Extended importance sampling and its application in reliability analysis of the rotating shaft of some horizontal tailplane

An extended importance sampling is presented to calculate the failure probability of structure system with multiple limit states involving some different basic variables, which can not be solved by the conventional importance sampling. The extended design point is proposed on the design point of the conventional importance sampling. And the sampling probability density function of the extended importance sampling is constructed at the extended design point. Formulae to estimate failure probability of the structure system P_f, variance and the coefficient of variation of P_f are derived. The extended importance sampling is applicable to the structure system reliability with one and multiple extended design points. While one extended design point of one failure mode is much more significant than others, sampling probability density function of the extended importance sampling is constructed at the extended design point. Otherwise it should be constructed at multiple extended design points. The present method is applied to analyze the reliability of the rotating shaft of some horizontal tailplane.
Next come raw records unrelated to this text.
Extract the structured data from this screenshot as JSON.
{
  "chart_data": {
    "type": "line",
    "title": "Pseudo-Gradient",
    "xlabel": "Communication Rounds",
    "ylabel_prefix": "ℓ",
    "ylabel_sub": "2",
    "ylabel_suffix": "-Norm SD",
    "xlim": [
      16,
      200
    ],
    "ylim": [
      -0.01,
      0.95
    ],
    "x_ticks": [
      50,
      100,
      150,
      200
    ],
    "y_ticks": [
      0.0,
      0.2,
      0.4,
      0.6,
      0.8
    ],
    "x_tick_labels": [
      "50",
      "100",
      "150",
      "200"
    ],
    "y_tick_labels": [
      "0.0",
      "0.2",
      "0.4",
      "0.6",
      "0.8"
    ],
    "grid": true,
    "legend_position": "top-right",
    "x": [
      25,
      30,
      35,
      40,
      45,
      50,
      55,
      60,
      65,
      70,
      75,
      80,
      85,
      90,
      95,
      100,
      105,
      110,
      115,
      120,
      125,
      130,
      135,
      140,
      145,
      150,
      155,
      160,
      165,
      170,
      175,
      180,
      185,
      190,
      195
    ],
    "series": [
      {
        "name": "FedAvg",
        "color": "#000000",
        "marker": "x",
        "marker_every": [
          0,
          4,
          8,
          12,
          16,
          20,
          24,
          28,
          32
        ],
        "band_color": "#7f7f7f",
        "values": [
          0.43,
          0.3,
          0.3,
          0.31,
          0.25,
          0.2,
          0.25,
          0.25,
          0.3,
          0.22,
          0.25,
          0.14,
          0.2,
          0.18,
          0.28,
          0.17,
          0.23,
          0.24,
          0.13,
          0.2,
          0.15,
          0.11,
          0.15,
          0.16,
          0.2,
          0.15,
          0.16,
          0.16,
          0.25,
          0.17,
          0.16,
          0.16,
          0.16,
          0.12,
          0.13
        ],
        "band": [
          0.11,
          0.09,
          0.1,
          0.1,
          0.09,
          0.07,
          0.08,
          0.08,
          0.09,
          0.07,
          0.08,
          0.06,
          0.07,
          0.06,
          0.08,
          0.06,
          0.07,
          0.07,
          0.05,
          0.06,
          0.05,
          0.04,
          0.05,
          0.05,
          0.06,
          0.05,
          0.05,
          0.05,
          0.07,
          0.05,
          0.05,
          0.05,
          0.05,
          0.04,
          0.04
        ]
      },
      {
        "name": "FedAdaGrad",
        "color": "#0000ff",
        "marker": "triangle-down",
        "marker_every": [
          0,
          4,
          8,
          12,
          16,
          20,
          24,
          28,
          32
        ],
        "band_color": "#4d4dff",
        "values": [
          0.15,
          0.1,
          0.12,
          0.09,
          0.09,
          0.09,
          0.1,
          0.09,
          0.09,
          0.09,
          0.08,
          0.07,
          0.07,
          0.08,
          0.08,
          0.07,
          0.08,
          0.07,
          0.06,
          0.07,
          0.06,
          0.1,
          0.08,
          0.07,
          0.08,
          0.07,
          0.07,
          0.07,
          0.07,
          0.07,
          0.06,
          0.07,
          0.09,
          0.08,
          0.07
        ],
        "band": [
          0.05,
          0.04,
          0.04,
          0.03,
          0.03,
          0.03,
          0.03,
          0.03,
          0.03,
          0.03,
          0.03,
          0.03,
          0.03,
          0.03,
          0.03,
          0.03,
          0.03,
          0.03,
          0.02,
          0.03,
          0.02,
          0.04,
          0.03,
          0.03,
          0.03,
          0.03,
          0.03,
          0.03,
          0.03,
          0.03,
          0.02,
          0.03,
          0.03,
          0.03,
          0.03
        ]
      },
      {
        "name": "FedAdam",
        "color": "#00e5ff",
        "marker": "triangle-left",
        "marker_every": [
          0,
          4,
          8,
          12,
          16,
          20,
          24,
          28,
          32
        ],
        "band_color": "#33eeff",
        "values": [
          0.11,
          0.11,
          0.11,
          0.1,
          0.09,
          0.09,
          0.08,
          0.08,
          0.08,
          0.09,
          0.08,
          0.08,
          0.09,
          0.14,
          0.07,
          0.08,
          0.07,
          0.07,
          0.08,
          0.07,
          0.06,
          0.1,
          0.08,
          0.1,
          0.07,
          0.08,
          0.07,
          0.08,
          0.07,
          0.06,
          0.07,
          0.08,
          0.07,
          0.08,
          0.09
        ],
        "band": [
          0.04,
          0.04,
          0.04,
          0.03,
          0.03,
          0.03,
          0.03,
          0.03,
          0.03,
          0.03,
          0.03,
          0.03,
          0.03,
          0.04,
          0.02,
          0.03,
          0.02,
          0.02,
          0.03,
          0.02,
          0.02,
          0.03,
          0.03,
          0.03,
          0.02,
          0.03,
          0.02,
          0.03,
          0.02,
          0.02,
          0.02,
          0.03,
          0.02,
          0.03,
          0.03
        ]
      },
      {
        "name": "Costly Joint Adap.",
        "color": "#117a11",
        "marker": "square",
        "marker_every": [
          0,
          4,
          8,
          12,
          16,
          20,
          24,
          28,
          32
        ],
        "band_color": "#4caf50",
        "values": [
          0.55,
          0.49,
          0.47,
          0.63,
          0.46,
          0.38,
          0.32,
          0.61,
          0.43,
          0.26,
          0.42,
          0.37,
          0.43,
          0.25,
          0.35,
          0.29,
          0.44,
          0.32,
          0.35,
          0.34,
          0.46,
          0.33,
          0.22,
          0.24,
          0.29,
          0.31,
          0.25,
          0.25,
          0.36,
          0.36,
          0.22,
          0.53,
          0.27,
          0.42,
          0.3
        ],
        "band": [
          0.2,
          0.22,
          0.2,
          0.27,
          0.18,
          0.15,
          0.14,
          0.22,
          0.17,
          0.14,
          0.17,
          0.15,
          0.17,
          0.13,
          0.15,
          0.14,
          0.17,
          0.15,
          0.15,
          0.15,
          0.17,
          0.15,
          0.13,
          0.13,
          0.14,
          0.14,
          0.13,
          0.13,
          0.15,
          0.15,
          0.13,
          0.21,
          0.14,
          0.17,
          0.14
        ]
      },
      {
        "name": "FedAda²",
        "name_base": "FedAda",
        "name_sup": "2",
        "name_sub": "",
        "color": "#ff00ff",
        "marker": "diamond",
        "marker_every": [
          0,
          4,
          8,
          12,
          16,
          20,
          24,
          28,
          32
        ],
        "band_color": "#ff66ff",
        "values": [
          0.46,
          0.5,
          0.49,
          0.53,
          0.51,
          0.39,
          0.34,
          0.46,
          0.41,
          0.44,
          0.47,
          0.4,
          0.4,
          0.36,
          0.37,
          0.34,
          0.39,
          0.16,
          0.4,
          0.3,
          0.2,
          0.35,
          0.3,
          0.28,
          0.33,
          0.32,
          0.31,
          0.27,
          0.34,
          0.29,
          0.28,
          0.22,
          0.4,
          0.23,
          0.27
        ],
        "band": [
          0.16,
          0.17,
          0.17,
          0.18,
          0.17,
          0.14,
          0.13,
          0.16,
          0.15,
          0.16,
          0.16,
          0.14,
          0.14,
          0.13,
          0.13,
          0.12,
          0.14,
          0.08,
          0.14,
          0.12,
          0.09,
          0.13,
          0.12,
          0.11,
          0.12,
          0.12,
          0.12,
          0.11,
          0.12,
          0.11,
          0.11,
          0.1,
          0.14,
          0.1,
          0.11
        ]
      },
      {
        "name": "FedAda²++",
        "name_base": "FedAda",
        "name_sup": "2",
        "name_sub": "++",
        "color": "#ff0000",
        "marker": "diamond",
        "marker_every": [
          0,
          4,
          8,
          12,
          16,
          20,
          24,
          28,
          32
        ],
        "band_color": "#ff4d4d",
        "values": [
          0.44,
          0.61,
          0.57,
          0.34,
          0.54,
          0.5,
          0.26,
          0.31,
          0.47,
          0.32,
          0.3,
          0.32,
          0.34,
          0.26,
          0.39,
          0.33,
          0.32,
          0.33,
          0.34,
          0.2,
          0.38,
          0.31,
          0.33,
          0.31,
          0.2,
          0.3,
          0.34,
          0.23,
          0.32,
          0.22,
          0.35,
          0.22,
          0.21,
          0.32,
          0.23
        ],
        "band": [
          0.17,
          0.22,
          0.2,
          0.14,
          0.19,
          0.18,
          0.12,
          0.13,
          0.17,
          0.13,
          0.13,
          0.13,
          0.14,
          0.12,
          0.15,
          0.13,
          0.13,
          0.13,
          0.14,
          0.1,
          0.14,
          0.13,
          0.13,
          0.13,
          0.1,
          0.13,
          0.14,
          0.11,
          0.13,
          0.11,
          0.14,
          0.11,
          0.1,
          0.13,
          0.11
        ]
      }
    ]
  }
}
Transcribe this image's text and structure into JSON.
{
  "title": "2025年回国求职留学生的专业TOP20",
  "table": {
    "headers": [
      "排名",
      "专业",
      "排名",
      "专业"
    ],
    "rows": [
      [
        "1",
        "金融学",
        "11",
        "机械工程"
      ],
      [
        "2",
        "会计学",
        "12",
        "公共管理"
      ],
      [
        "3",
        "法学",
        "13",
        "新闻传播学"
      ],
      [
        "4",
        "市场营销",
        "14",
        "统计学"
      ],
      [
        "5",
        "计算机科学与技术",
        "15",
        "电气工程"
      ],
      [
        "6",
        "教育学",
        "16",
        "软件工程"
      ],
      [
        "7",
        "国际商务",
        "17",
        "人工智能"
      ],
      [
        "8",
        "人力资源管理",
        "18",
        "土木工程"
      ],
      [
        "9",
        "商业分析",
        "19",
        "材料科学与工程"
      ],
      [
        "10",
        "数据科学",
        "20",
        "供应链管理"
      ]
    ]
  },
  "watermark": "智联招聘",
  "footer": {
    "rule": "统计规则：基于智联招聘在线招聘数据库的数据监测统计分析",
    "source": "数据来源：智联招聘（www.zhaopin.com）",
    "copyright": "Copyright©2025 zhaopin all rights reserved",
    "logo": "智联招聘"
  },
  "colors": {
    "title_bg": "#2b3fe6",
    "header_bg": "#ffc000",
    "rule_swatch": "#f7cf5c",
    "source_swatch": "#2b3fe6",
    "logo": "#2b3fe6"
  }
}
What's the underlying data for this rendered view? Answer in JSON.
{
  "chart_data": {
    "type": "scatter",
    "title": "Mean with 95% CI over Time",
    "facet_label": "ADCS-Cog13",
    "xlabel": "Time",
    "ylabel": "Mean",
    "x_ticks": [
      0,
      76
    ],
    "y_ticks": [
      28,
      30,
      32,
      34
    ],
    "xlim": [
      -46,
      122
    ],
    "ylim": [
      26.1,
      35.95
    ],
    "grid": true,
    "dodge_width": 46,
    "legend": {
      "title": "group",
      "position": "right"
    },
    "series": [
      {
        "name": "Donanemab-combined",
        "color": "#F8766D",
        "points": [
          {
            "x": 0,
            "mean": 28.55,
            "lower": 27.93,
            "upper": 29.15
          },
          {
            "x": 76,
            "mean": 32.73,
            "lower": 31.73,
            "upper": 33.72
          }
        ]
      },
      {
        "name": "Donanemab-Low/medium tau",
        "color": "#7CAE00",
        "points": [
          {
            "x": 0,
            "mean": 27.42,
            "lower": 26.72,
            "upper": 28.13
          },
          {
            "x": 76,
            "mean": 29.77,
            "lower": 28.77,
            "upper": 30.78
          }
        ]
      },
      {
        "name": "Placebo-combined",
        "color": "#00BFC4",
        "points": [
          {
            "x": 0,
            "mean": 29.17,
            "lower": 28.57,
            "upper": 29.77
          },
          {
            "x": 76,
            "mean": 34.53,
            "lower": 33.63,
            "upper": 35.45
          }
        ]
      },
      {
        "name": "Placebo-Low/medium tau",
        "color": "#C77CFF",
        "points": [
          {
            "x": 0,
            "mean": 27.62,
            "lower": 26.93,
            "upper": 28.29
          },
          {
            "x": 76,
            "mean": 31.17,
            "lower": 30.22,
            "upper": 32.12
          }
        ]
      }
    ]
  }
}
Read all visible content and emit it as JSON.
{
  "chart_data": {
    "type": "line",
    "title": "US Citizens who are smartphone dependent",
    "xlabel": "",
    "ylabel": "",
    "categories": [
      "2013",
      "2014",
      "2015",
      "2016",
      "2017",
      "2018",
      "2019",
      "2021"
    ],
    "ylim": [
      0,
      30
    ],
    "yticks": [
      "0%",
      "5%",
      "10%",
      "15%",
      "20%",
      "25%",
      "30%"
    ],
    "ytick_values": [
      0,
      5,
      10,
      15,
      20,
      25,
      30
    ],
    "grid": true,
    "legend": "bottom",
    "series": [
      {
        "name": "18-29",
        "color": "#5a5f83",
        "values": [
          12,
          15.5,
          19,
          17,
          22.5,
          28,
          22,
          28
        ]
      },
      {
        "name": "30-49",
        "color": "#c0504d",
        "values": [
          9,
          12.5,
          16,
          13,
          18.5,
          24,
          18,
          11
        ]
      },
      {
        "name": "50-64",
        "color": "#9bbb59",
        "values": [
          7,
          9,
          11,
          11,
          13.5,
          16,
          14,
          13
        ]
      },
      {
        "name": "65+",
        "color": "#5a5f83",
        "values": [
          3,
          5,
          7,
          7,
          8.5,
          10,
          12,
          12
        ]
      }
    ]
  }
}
There are thirteen limit states equations involving lots of basic variables in the rotating shaft. The advantage of the present method is illustrated by the reliability analysis of the rotating shaft. Comparing with the Monte-Carlo method, this method has higher precision and less computational cost. And the precision of the extended importance sampling based on the multiple extended design points is higher than that based on one extended design points. But the extended importance sampling based on multiple extended design points requires more computational cost. In application, the two extended importance sampling methods should be tradeoff.